Yes, it has taken us time to come round to the benefits of disposables. At a high level, the benefits are clear, but we believe it is always important to judge the features and benefits of disposables in relation to specific projects, to make sure we choose the best option for a specific application in an existing process. The high-level benefits that need to be verified or measured in the context of specific projects include:

• Reductions in capital expenditures and risk, by delaying spending and investing later.
• The potential to downgrade room classifications by using closed disposable systems. Such downgrades simplify gowning procedures, which offers benefits from the human perspective and in terms of productivity.
• Economic benefits. Disposables clearly offer economic benefits: We are able to downsize water systems, eliminate a lot of stainless steel, and considerably simplify the facility. But again, the level of economic benefit will depend on the specific project, the type and scale of the process, existing capacity, skills, and lifecycle costs. As part of this program, we have selected analytical tools that enable us to conduct such an economic assessment.
• Regulatory impact. The FDA is pushing the industry toward disposables because there is less risk of cross contamination, and this is of course extremely important for vaccines. Until now, we have had a policy of one building per vaccine—total segregation. If we can demonstrate that we are able to eliminate the risk of cross contamination through closed disposable systems, we could potentially have multiproduct vaccine manufacturing operations.
• The potential to gain a competitive advantage for market access through speed to market and flexibility in terms of production capacity. The need to adjust capacity is key for vaccines, because it often is difficult to judge the exact manufacturing capacity requirements for a vaccine. When there is a new product launched on the market, there is a virgin population to vaccinate. After all the people in that group have been vaccinated, supply needs will be reduced to newcomers. As a result, phasing the production volume of vaccines to avoid under- or over-supply is not always easy.
• The ability to set up a new process very quickly, as in the case of a pandemic. This was demonstrated last year with H1N1.
• In terms of specific risks related to disposables, equipment quality and procurement issues need to be assessed. A permanent element of our evaluation is our commitment for long-term supply, so we need to assess the sustainability of any new technology.

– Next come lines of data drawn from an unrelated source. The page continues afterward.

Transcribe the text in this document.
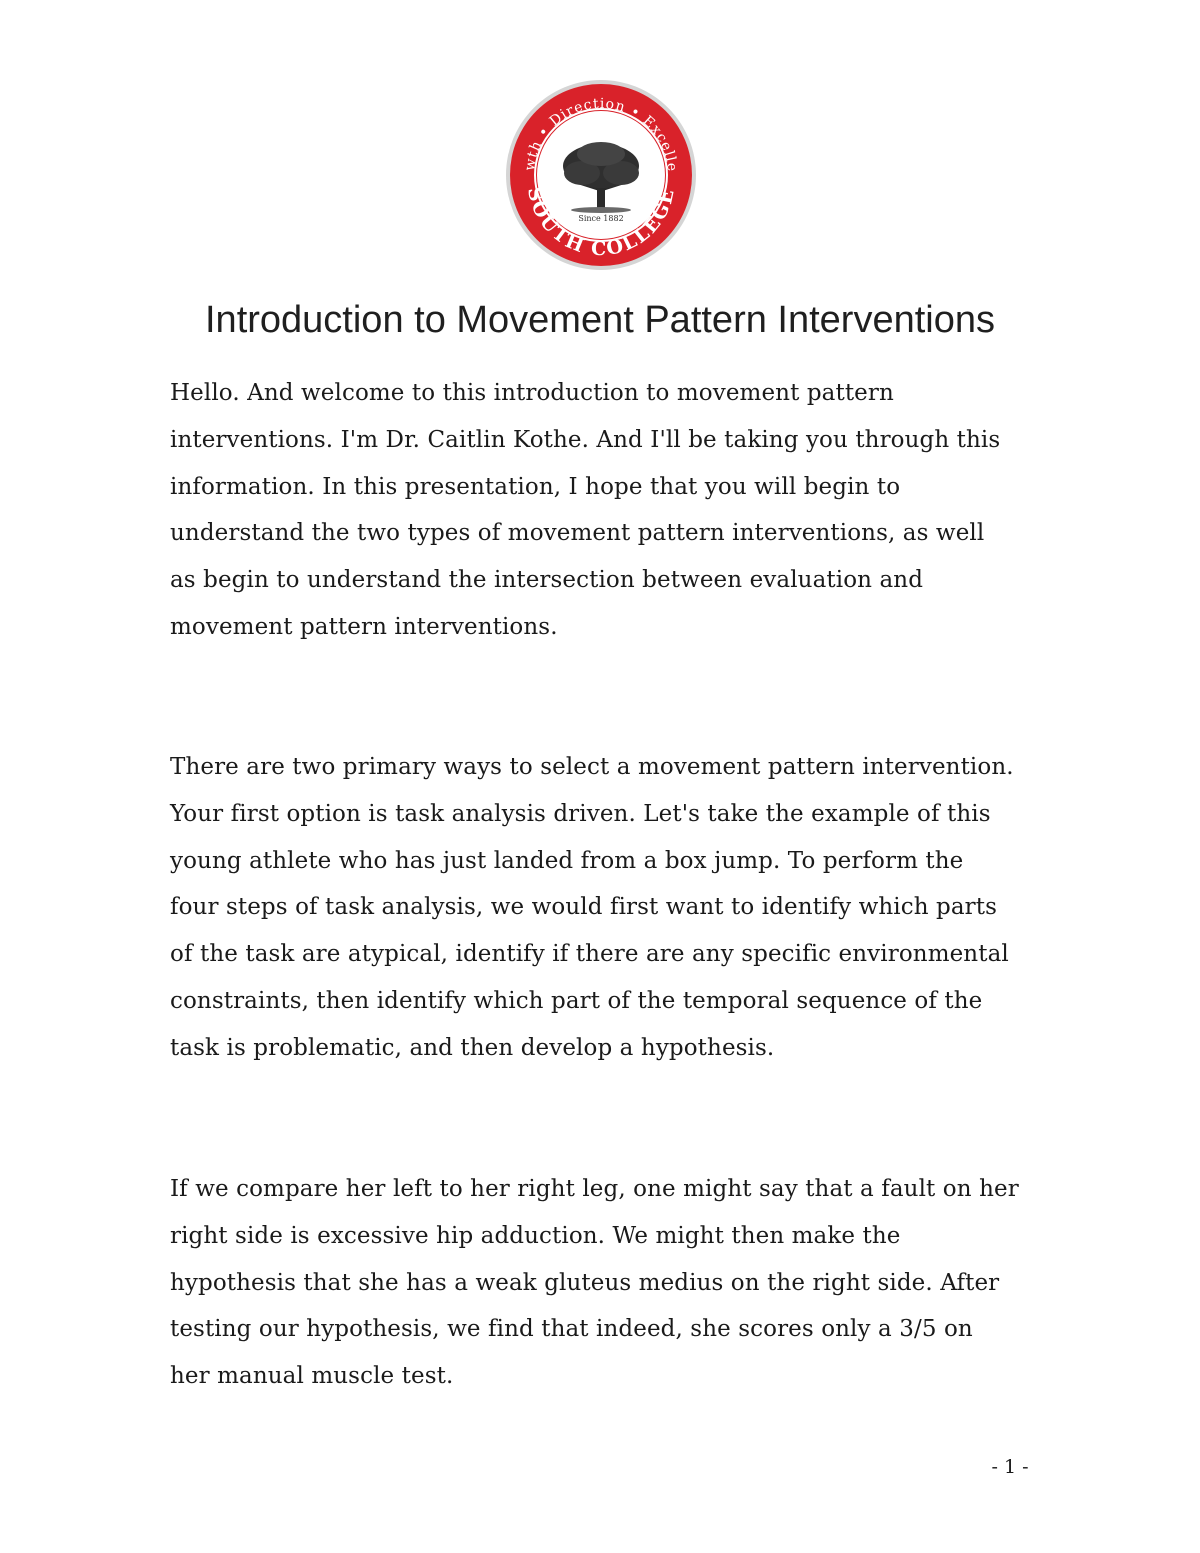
wth • Direction • Excelle
SOUTH COLLEGE
Since 1882
Introduction to Movement Pattern Interventions

Hello. And welcome to this introduction to movement pattern
interventions. I'm Dr. Caitlin Kothe. And I'll be taking you through this
information. In this presentation, I hope that you will begin to
understand the two types of movement pattern interventions, as well
as begin to understand the intersection between evaluation and
movement pattern interventions.

There are two primary ways to select a movement pattern intervention.
Your first option is task analysis driven. Let's take the example of this
young athlete who has just landed from a box jump. To perform the
four steps of task analysis, we would first want to identify which parts
of the task are atypical, identify if there are any specific environmental
constraints, then identify which part of the temporal sequence of the
task is problematic, and then develop a hypothesis.

If we compare her left to her right leg, one might say that a fault on her
right side is excessive hip adduction. We might then make the
hypothesis that she has a weak gluteus medius on the right side. After
testing our hypothesis, we find that indeed, she scores only a 3/5 on
her manual muscle test.

- 1 -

Q: Do vaccine manufacturing processes have specificities that affect the way disposables can be deployed?

Q: What specific issues do vaccine manufacturers need to address in relation to biosafety level 2 when implementing disposables?

Disposables entering and leaving a biosafety level 2 environment need to be totally contained, so they require more outer packaging. This packaging needs to be designed in such a way that it is effective whilst not creating additional manual operations that would negate the inherent flexibility that disposables offer. Specific training and solutions in handling disposables are required in that respect. Additional packaging also means additional storage space is required.

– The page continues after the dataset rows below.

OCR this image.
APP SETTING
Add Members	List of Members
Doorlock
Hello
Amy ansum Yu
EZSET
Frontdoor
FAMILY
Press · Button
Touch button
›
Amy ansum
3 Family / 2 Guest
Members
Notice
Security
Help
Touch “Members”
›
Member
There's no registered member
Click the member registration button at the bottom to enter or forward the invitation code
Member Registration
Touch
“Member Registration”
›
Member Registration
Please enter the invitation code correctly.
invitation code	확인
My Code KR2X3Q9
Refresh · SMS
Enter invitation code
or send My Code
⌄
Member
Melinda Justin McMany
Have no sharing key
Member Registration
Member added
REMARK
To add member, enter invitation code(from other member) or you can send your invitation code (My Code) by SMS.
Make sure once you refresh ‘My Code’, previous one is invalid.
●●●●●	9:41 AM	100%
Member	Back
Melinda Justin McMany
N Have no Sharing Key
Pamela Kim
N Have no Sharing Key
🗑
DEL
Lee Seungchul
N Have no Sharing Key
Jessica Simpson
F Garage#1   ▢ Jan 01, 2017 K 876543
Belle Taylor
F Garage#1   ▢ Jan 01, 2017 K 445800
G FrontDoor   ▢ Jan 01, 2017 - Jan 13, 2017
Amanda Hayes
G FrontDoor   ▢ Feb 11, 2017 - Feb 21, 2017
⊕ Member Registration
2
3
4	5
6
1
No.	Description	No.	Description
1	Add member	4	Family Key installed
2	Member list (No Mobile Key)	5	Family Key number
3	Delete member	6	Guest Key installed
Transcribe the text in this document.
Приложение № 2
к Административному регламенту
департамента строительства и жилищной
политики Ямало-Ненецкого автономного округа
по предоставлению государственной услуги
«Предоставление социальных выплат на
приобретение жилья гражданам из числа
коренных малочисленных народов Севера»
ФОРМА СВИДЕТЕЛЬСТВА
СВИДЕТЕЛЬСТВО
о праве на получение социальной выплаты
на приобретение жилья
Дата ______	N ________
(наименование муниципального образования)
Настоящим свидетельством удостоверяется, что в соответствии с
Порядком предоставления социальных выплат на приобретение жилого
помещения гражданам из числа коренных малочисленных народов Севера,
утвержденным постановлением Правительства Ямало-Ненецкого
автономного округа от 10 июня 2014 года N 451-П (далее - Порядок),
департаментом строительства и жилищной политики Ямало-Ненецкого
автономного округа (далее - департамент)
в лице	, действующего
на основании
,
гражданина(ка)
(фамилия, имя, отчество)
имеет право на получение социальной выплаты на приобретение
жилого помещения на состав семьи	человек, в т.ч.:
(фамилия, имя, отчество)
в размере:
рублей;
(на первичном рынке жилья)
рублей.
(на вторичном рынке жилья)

A method we have found effective for limiting the amount of decontamination required for disposables is leaving disposable equipment in lower classification areas and using aseptic transfer ports to transfer them into the contained areas.

Another area where the implementation of disposables is not simple for vaccine manufacturers is managing the decontamination and waste of microcarriers; they must be separated from the disposable bag after use.